Irritado, Gilmar Mendes interveio na discussão e afirmou que Nunes Marques queria arrumar um pretexto para pedir vistas ao julgamento. “Esse discurso que o senhor traz aqui é o discurso bolsonarista”, disparou o decano da Corte.
Gilmar Mendes também teria dito a Nunes Marques que a intenção dele era agradar a um grupo político e o alertou que ministros da Corte não podem ceder a chantagens políticas.
STF decide que redes sociais são responsáveis por conteúdos ilegais; entenda o que muda
Após seis sessões seguidas para julgar o caso, a Corte decidiu pela inconstitucionalidade do Artigo 19 do Marco Civil da Internet (Lei 12.965/2014), norma que estabeleceu os direitos e deveres para o uso da internet no Brasil.
O dispositivo estabelecia que, "com o intuito de assegurar a liberdade de expressão e impedir a censura", as plataformas só poderiam ser responsabilizadas pelas postagens de seus usuários se, após ordem judicial, não tomarem providências para retirar o conteúdo ilegal.
Dessa forma, antes da decisão do STF, as big techs não respondiam civilmente pelos conteúdos ilegais, como postagens antidemocráticas, mensagens com discurso de ódio e ofensas pessoais, entre outras.
Com o final do julgamento, a Corte aprovou uma tese jurídica, que contém as regras que as plataformas deverão seguir para retirar as postagens.
O texto final definiu que o Artigo 19 não protege os direitos fundamentais e a democracia. Além disso, enquanto não for aprovada nova lei sobre a questão, os provedores estarão sujeitos à responsabilização civil pelas postagens de usuários.
Pela decisão, as plataformas devem retirar os seguintes tipos de conteúdo ilegais após notificação extrajudicial:
- Atos antidemocráticos;
- Terrorismo;
- Induzimento ao suicídio e automutilação;
- Incitação à discriminação por raça, religião, identidade de gênero, condutas homofóbicas e transfóbicas;
- Crimes contra a mulher e conteúdos que propagam ódio contra a mulher;
- Pornografia infantil;
- Tráfico de pessoas.
Votos
O último voto sobre a questão foi proferido na sessão desta quinta pelo ministro Nunes Marques, que votou contra a responsabilização direta das redes. O ministro defendeu que a responsabilização direta deve ser criada pelo Congresso.

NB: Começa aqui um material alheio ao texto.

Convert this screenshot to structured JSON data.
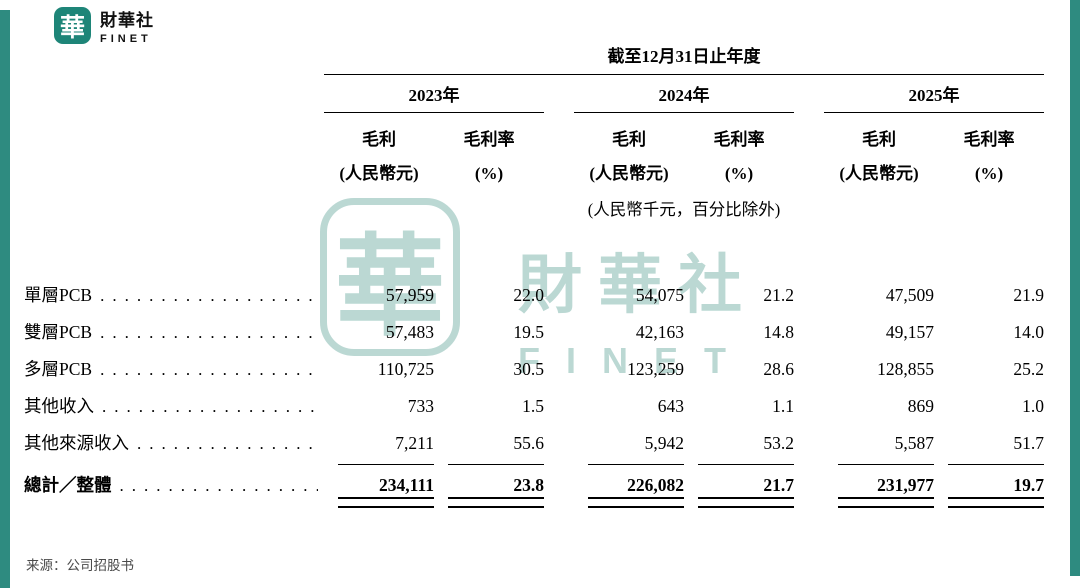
{
  "brand": {
    "logo_glyph": "華",
    "name_cn": "財華社",
    "name_en": "FINET"
  },
  "watermark": {
    "glyph": "華",
    "name_cn": "財華社",
    "name_en": "FINET"
  },
  "table": {
    "period_header": "截至12月31日止年度",
    "unit_note": "(人民幣千元，百分比除外)",
    "year_groups": [
      {
        "year": "2023年",
        "cols": [
          {
            "title": "毛利",
            "unit": "(人民幣元)"
          },
          {
            "title": "毛利率",
            "unit": "(%)"
          }
        ]
      },
      {
        "year": "2024年",
        "cols": [
          {
            "title": "毛利",
            "unit": "(人民幣元)"
          },
          {
            "title": "毛利率",
            "unit": "(%)"
          }
        ]
      },
      {
        "year": "2025年",
        "cols": [
          {
            "title": "毛利",
            "unit": "(人民幣元)"
          },
          {
            "title": "毛利率",
            "unit": "(%)"
          }
        ]
      }
    ],
    "rows": [
      {
        "label": "單層PCB",
        "values": [
          "57,959",
          "22.0",
          "54,075",
          "21.2",
          "47,509",
          "21.9"
        ]
      },
      {
        "label": "雙層PCB",
        "values": [
          "57,483",
          "19.5",
          "42,163",
          "14.8",
          "49,157",
          "14.0"
        ]
      },
      {
        "label": "多層PCB",
        "values": [
          "110,725",
          "30.5",
          "123,259",
          "28.6",
          "128,855",
          "25.2"
        ]
      },
      {
        "label": "其他收入",
        "values": [
          "733",
          "1.5",
          "643",
          "1.1",
          "869",
          "1.0"
        ]
      },
      {
        "label": "其他來源收入",
        "values": [
          "7,211",
          "55.6",
          "5,942",
          "53.2",
          "5,587",
          "51.7"
        ]
      }
    ],
    "total": {
      "label": "總計／整體",
      "values": [
        "234,111",
        "23.8",
        "226,082",
        "21.7",
        "231,977",
        "19.7"
      ]
    }
  },
  "footer": {
    "source": "来源：公司招股书"
  },
  "colors": {
    "accent": "#2E8B80"
  }
}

Segundo Nunes, a liberdade de expressão é clausula pétrea da Constituição e deve ser protegida. Dessa forma, a responsabilidade pela publicação de conteúdos é de quem causou o dano, ou seja, o usuário.
"A liberdade de expressão é pedra fundamental para necessária troca de ideias, que geram o desenvolvimento da sociedade, isto é, apenas por meio do debate livre de ideias, o indivíduo e a sociedade poderão se desenvolver em todos os campos do conhecimento humano", afirmou.
Nas sessões anteriores, os ministros Flávio Dino, Alexandre de Moraes, Gilmar Mendes, Cristiano Zanin, Luiz Fux, Dias Toffoli, Luís Roberto Barroso e Cármen Lúcia se manifestaram pela responsabilização.
Os ministros André Mendonça e Edson Fachin votaram pela manutenção das atuais regras que impedem a responsabilização direta das redes.
Casos julgados
O STF julgou dois casos concretos que envolvem o Marco Civil da Internet e que chegaram à Corte por meio de recursos.
Na ação relatada pelo ministro Dias Toffoli, o tribunal julga a validade da regra que exige ordem judicial prévia para responsabilização dos provedores por atos ilícitos. O caso trata de um recurso do Facebook para derrubar decisão judicial que condenou a plataforma por danos morais pela criação de perfil falso de um usuário.
No processo relatado pelo ministro Luiz Fux, o STF discute se uma empresa que hospeda um site na internet deve fiscalizar conteúdos ofensivos e retirá-los do ar sem intervenção judicial. O recurso foi protocolado pelo Google.